2009-03-29/Copenhagen climate conference reports 6 overall themes
By Michael de Laine, Copenhagen, 24 March 2009
The international scientific conference on climate change has sent comments on six overall themes to Danish Prime Minister Anders Fogh Rasmussen. The Danish government will host COP15, the UN Climate Change Conference, in December.
Following a successful international scientific conference on climate change, hosted by the University of Copenhagen earlier this month, has sent comments on six overall themes to Danish Prime Minister Anders Fogh Rasmussen. The Danish government will host COP15, the UN Climate Change Conference, in December, and will hand over the conclusions of the university’s conference to the COP15 decision-makers ahead of their climate summit.
More than 2,500 delegates from nearly 80 countries attended the University of Copenhagen conference, and the conclusions from their debates and deliberations - the comments on six overall themes - will be published as a full report in June.
The six themes are: climatic trends, social disruption, long-term strategy, equity dimensions, inexcusable inaction, and meeting the challenge.
* Climatic trends: Recent observations confirm that, given high rates of observed emissions, the worst-case scenario trajectories (or even worse) projected by the Intergovernmental Panel on Climate Change (IPCC) are being realised.
For many key parameters, the climate system is already moving beyond the patterns of natural variability within which our society and economy have developed and thrived. These parameters include global mean surface temperature, sea-level rise, ocean and ice sheet dynamics, ocean acidification, and extreme climatic events.
There is a significant risk that many of the trends will accelerate, leading to an increasing risk of abrupt or irreversible climatic shifts.
* Social disruption: The research community is providing much more information to support discussions on “dangerous climate change”. Recent observations show that societies are highly vulnerable to even modest levels of climate change, with poor nations and communities particularly at risk.
Temperature rises above 2 deg.
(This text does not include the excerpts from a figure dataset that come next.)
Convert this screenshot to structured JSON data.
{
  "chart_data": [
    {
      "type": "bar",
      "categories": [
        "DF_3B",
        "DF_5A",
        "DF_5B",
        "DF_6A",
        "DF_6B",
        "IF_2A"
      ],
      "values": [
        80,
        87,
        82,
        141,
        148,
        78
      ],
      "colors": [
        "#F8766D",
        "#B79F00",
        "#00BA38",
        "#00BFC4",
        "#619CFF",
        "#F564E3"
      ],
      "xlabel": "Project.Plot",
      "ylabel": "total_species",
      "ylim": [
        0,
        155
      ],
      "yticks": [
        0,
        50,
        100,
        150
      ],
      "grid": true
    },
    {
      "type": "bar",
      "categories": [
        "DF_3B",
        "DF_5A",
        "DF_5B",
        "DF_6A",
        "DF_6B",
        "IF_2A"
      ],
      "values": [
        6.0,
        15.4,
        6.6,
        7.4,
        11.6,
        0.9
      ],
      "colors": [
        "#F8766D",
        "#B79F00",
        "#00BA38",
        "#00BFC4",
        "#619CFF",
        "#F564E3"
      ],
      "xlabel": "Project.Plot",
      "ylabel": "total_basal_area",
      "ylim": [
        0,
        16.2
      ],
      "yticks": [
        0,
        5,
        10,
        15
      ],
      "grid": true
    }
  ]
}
C will be very difficult for contemporary societies to cope with, and will increase the level of climate disruption through the rest of the century.
* Long-term strategy: Rapid, sustained, and effective mitigation based on coordinated global and regional action is required to avoid “dangerous climate change” regardless of how it is defined. Weaker targets for 2020 increase the risk of crossing tipping points and make the task of meeting 2050 targets more difficult.
Delay in initiating effective mitigation actions increases significantly the long-term social and economic costs of both adaptation and mitigation.
* Equity dimensions: Climate change is having, and will have, strongly differential effects on people within and between countries and regions, on this generation and future generations, and on human societies and the natural world.
An effective, well-funded adaptation safety net is required for those people least capable of coping with climate change impacts, and a common but differentiated mitigation strategy is needed to protect the poor and most vulnerable.
* Inaction is inexcusable: There is no excuse for inaction. We already have many tools and approaches – economic, technological, behavioural, management – to deal effectively with the climate change challenge. But they must be vigorously and widely implemented to achieve the societal transformation required to decarbonise economies.
A wide range of benefits will flow from a concerted effort to alter our energy economy now, including sustainable energy job growth, reductions in the health and economic costs of climate change, and the restoration of ecosystems and revitalisation of ecosystem services.
* Meeting the challenge: To achieve the societal transformation required to meet the climate change challenge, we must overcome a number of significant constraints and seize critical opportunities. These include reducing inertia in social and economic systems; building on a growing public desire for governments to act on climate change; removing implicit and explicit subsidies; reducing the influence of vested interests that increase emissions and reduce resilience; enabling the shifts from ineffective governance and weak institutions to innovative leadership in government, the private sector and civil society; and engaging society in the transition to norms and practices that foster sustainability.
“At the conference organised by the University of Copenhagen, scientist have presented decision-makers with the latest scientific results,” said Connie Hedegaard, Denmark’s Minister of Climate and Energy. “Unfortunately, some of the facts are even more disturbing than in the fourth report from the IPCC, the cornerstone in the negotiations.”
Hedegaard said the results will increase awareness about the urgent need for decisive and ambitious action on this matter.
“We need a truly global agreement in Copenhagen later this year to address the challenge of our heating globe,” she said. “The current economic crisis is no excuse for inaction. On the contrary, it is a chance to set a new course and steer our economies towards great opportunities. The cost of inaction is far greater than the price of taking action now. This is the world’s chance to rethink business as usual. In fact: The policies needed to address climate change and revitalise our core infrastructure are the very same policies that can help rebalance and revitalize our economies.”
The Danish Minister of Climate and Energy added, “The only growth we can afford in the years to come will be green growth. Now it’s time for the world to apply these tools and take action on the challenge ahead of us.”